"As I write these lines I look up and see Liam sprinting by, roaring, covered with mud and jelly. There's something about that boy, as my wife says, something calm, a grace mature far beyond his years; and while he can be the biggest rockhead ever born, and he runs like an old truck missing a wheel, and I have cleaned up far too many wedges of toast far-flung in petulance, I too have noticed an eerie grace in him, as if he is able to draw on a reserve tank of the stuff that most people can't summon. He calms people, I notice. He doesn't start fights, and although he's perfectly willing to poke his brother in the eye or pull his sister's hair when provoked, generally he breaks up fights, he defuses tension. Part of his charm is natural to any child but he seems to have a second gear that he brings to bear when needed; a grace suitable to need.
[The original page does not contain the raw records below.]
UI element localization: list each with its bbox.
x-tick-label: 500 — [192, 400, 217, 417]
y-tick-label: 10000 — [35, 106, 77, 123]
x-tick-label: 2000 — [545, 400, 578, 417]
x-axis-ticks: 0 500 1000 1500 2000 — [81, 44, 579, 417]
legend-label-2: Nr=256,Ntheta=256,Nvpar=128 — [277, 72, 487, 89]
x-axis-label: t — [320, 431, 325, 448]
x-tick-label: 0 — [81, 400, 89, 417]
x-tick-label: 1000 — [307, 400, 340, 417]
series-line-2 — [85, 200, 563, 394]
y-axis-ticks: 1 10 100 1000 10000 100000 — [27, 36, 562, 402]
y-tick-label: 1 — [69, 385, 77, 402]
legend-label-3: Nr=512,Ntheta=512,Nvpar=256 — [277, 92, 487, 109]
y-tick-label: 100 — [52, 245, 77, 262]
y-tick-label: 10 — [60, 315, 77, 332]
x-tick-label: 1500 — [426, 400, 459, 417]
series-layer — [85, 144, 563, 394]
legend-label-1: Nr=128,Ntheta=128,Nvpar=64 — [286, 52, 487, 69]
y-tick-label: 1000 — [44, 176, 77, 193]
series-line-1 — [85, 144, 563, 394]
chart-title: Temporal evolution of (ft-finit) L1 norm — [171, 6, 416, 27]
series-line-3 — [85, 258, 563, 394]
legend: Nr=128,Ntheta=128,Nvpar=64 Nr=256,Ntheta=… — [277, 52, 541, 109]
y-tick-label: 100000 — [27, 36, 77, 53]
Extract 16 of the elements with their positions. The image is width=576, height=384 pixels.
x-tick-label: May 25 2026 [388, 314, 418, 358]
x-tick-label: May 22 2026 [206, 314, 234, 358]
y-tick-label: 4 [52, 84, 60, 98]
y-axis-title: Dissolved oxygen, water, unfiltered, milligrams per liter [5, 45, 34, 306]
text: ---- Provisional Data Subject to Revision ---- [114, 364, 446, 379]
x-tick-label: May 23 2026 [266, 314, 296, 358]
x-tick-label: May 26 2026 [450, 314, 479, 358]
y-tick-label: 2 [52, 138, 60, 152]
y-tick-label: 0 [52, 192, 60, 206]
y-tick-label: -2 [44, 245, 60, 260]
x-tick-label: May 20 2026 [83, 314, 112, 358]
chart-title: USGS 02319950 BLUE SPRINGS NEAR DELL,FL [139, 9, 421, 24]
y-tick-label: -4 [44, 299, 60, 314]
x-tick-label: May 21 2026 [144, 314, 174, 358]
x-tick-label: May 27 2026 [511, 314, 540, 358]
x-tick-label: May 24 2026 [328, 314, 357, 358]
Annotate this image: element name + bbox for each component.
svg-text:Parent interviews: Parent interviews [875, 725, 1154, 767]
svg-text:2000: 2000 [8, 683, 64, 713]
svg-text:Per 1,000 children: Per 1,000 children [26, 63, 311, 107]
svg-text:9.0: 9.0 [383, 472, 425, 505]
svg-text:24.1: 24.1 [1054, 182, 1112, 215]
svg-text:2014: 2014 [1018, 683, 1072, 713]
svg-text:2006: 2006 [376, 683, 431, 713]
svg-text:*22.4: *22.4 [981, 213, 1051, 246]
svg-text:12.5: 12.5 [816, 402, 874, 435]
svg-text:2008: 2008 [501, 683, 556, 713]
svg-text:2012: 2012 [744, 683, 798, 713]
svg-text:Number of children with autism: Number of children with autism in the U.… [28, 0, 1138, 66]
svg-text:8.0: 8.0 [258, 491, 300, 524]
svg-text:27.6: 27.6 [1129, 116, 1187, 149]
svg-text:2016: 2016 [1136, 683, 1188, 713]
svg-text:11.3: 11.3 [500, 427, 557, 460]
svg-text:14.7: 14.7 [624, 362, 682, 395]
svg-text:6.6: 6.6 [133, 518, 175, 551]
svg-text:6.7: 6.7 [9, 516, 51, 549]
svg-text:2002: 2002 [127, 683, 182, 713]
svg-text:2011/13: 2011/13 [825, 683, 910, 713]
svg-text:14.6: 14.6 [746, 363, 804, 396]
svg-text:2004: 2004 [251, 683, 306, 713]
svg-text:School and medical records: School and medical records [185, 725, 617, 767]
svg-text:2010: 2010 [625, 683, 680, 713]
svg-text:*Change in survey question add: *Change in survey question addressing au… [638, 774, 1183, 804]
"When he was born, with his missing chamber, and we thought he might die any day, I loved him inarticulately, and raged at his Maker for making a broken boy, and many a night I sat rocking with him and thought about grace; what grace was this, to build a big pink boy to drive him through boyhood? A cruel gift of life and death at once. Now he is repaired for a while, a few years, a boyhood, before he needs a man's heart, and I have learned to shut my mouth and learn about grace: the deft grace of the doctors who edited him, the open grace of the thousand people who prayed for him in churches and temples and stupas and chapels and novenas, the grace with which he carries the body God gave him and Dave edited and surgeons carved in a way dreamed up by le docteur Francis Fontan.
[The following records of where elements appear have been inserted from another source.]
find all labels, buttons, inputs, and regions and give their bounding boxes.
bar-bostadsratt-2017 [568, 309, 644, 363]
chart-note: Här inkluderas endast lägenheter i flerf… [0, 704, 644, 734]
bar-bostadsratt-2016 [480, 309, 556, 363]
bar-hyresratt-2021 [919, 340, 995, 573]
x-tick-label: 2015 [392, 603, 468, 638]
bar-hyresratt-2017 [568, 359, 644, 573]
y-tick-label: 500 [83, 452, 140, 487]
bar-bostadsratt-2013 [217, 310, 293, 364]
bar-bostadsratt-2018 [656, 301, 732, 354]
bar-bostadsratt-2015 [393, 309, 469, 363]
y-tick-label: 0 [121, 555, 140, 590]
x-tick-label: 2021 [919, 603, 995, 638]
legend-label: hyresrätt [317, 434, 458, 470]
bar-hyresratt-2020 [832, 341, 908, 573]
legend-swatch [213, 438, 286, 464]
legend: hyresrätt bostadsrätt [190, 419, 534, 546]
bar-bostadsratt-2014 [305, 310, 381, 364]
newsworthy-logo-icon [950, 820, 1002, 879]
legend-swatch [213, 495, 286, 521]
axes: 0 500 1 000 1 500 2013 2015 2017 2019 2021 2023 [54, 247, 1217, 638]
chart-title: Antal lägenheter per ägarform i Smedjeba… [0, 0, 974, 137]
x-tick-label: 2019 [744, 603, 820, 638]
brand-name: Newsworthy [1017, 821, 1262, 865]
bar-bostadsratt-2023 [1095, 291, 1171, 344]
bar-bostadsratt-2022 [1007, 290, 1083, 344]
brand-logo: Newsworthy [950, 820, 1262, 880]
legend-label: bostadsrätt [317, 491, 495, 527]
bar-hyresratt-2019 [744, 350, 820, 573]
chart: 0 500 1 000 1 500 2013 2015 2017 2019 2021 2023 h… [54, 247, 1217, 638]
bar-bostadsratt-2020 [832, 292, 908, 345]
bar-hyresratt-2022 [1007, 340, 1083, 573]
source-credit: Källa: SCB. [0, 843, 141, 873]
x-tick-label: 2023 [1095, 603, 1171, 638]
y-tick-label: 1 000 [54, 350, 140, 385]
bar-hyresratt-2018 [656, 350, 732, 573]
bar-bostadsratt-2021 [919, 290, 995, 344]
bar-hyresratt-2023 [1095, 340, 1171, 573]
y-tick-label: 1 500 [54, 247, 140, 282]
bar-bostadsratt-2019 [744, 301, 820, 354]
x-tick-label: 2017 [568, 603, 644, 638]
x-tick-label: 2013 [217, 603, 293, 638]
"I rub the peachfuzzcrewcutted head of my boy when he wanders past me in the kitchen, and I hold him in my arms when we sit on the couch in the dark marveling at ogres and orcs, and I rub his back at night, cupping his round face in my hand, whispering Gaelic in his ears, holding his hand when we cross streets, rubbing his legs and feet when he cries at night from growing pains, feeling his bicep when he flexes to show me he is more powerful than his many heroes, because there is always a jolt of joy in the touch, even when I am furious at him; because when I touch him there he is, and somehow my body never forgets the fear of the loss of his body. There's some kind of electric magnetic thing at play — an electric love in his heart and mine.

" 'Without touch, God is a monologue, an idea, a philosophy,' wrote the late great American mystic Andre Dubus. 'He must touch and be touched . . . in the instant of the touch there is no place for thinking, for talking; the silent touch affirms all that, and goes deeper: it affirms the mysteries of love and mortality.'

"To which I say amen and then amen and then again amen."